Combine vector similarity with fulltext search for 15-30% better relevance in RAG applications:

LET results = HYBRID_SEARCH(
    "products",
    "embedding_idx",
    "description",
    @query_vector,
    "comfortable hiking boots",
    { vector_weight: 0.6, text_weight: 0.4, limit: 20 }
)
FOR r IN results
  RETURN { name: r.doc.name, score: r.score, sources: r.sources }

See the SolidDB Vector Search docs and Hybrid Search docs for full details.

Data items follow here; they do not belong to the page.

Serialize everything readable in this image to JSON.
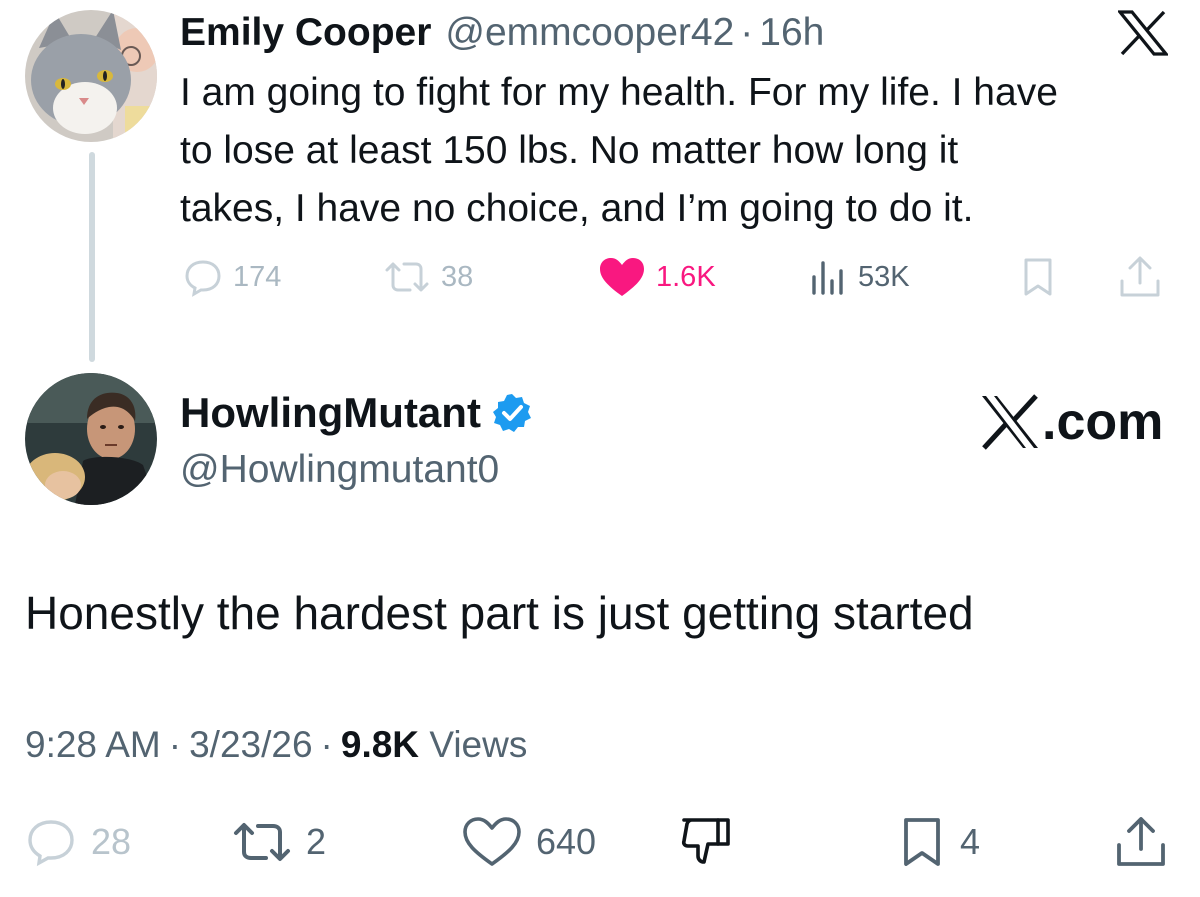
{
  "colors": {
    "text_primary": "#0f1419",
    "text_secondary": "#536471",
    "icon_muted": "#aab8c2",
    "like_pink": "#f91880",
    "verified_blue": "#1d9bf0",
    "thread_line": "#cfd9de"
  },
  "parent_tweet": {
    "name": "Emily Cooper",
    "handle": "@emmcooper42",
    "separator": "·",
    "time": "16h",
    "avatar_icon": "cat-avatar",
    "brand_icon": "x-logo-icon",
    "text_lines": [
      "I am going to fight for my health. For my life. I have",
      "to lose at least 150 lbs. No matter how long it",
      "takes, I have no choice, and I’m going to do it."
    ],
    "actions": {
      "replies": "174",
      "reposts": "38",
      "likes": "1.6K",
      "views": "53K"
    }
  },
  "main_tweet": {
    "name": "HowlingMutant",
    "handle": "@Howlingmutant0",
    "verified": true,
    "avatar_icon": "man-avatar",
    "brand": {
      "x_text": "X",
      "domain_text": ".com"
    },
    "text": "Honestly the hardest part is just getting started",
    "meta": {
      "time": "9:28 AM",
      "separator": "·",
      "date": "3/23/26",
      "views_count": "9.8K",
      "views_label": "Views"
    },
    "actions": {
      "replies": "28",
      "reposts": "2",
      "likes": "640",
      "bookmarks": "4"
    }
  }
}
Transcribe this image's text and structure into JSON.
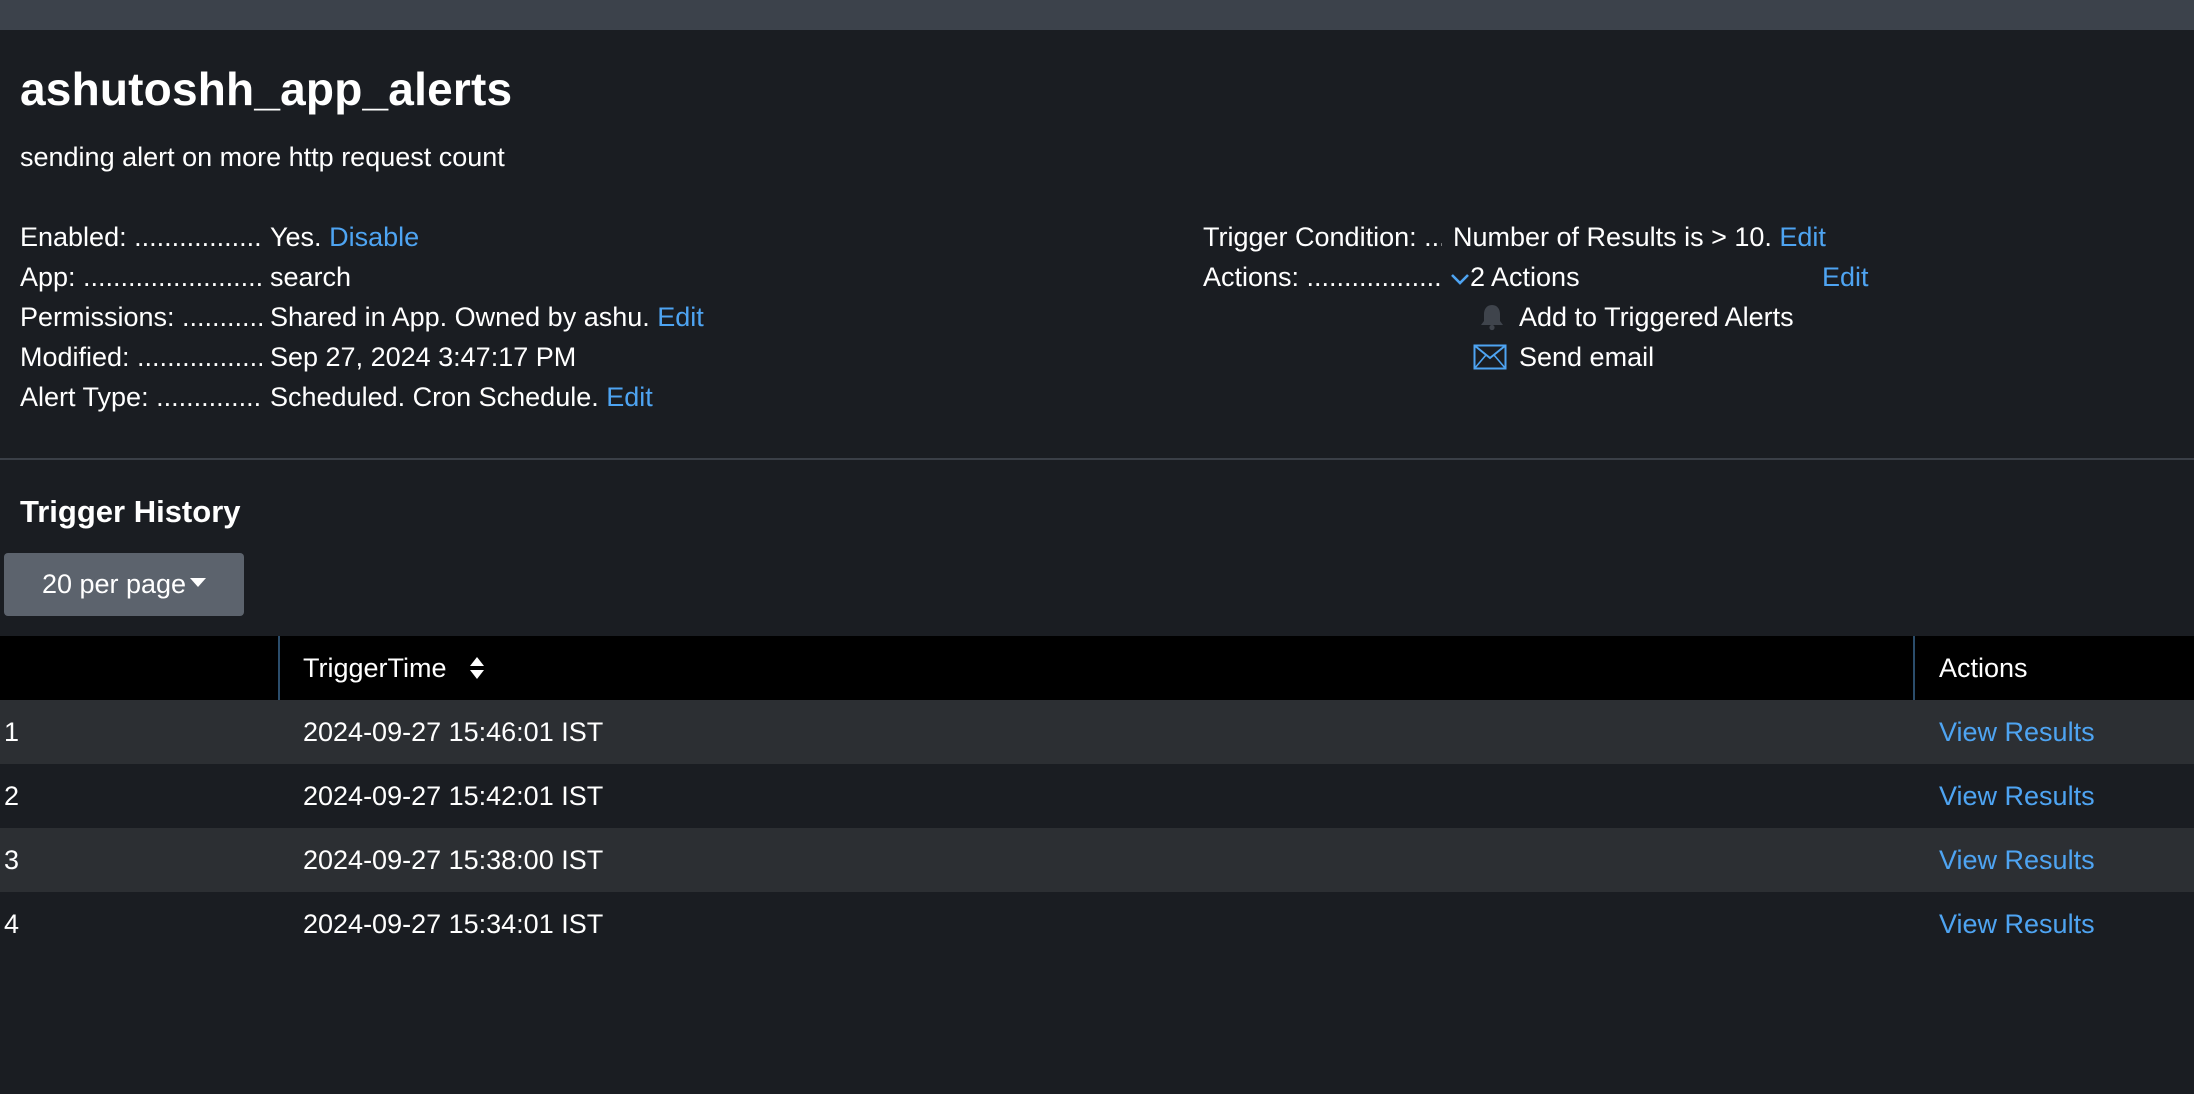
{
  "alert": {
    "title": "ashutoshh_app_alerts",
    "description": "sending alert on more http request count"
  },
  "details": {
    "enabled": {
      "label": "Enabled: ..........................................",
      "value": "Yes.",
      "action": "Disable"
    },
    "app": {
      "label": "App: ..........................................",
      "value": "search"
    },
    "permissions": {
      "label": "Permissions: ..........................................",
      "value": "Shared in App. Owned by ashu.",
      "action": "Edit"
    },
    "modified": {
      "label": "Modified: ..........................................",
      "value": "Sep 27, 2024 3:47:17 PM"
    },
    "alert_type": {
      "label": "Alert Type: ..........................................",
      "value": "Scheduled. Cron Schedule.",
      "action": "Edit"
    }
  },
  "trigger": {
    "condition": {
      "label": "Trigger Condition: ..........................................",
      "value": "Number of Results is > 10.",
      "action": "Edit"
    },
    "actions": {
      "label": "Actions: ..........................................",
      "summary": "2 Actions",
      "edit": "Edit",
      "items": [
        {
          "label": "Add to Triggered Alerts",
          "icon": "bell-icon"
        },
        {
          "label": "Send email",
          "icon": "envelope-icon"
        }
      ]
    }
  },
  "history": {
    "title": "Trigger History",
    "per_page": "20 per page",
    "columns": {
      "trigger_time": "TriggerTime",
      "actions": "Actions"
    },
    "rows": [
      {
        "index": "1",
        "time": "2024-09-27 15:46:01 IST",
        "action": "View Results"
      },
      {
        "index": "2",
        "time": "2024-09-27 15:42:01 IST",
        "action": "View Results"
      },
      {
        "index": "3",
        "time": "2024-09-27 15:38:00 IST",
        "action": "View Results"
      },
      {
        "index": "4",
        "time": "2024-09-27 15:34:01 IST",
        "action": "View Results"
      }
    ]
  },
  "colors": {
    "background": "#1a1d22",
    "link": "#4ea4f2",
    "header_bg": "#000000",
    "row_alt": "#2c2f33",
    "button_bg": "#5c636d"
  }
}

Performance Considerations

  • The embedding API call adds latency proportional to the query text length (typically 200–500ms for OpenAI's text-embedding-3-small)
  • The current .similar() implementation computes cosine similarity client-side in Rust across all matching documents — this is fast (microseconds per document) but for very large result sets (100k+ documents), consider adding filters to narrow candidates first or switching to SolidDB's native VECTOR_SIMILARITY() via raw AQL
  • With a vector index and native SolidDB vector search, search becomes O(log n) instead of O(n) using HNSW graphs (~95%+ recall)
  • The ef_search parameter (default 40) tunes the speed-recall tradeoff at query time

Summary

PatternDescription
.where(...).similar("text").allFiltered semantic search (default embedding field, top 10)
.where(...).similar("text", "field", N).allCustom embedding field and result count
._similarity_scoreFloat (0.0–1.0) injected into each result record

Vector search doesn't have to mean adding Elasticsearch, Pinecone, or a separate AI pipeline. With Soli's .similar() method, it's just another link in the query chain — no different from .where() or .order(). Configure your embedding API key and you're ready to ship semantic search.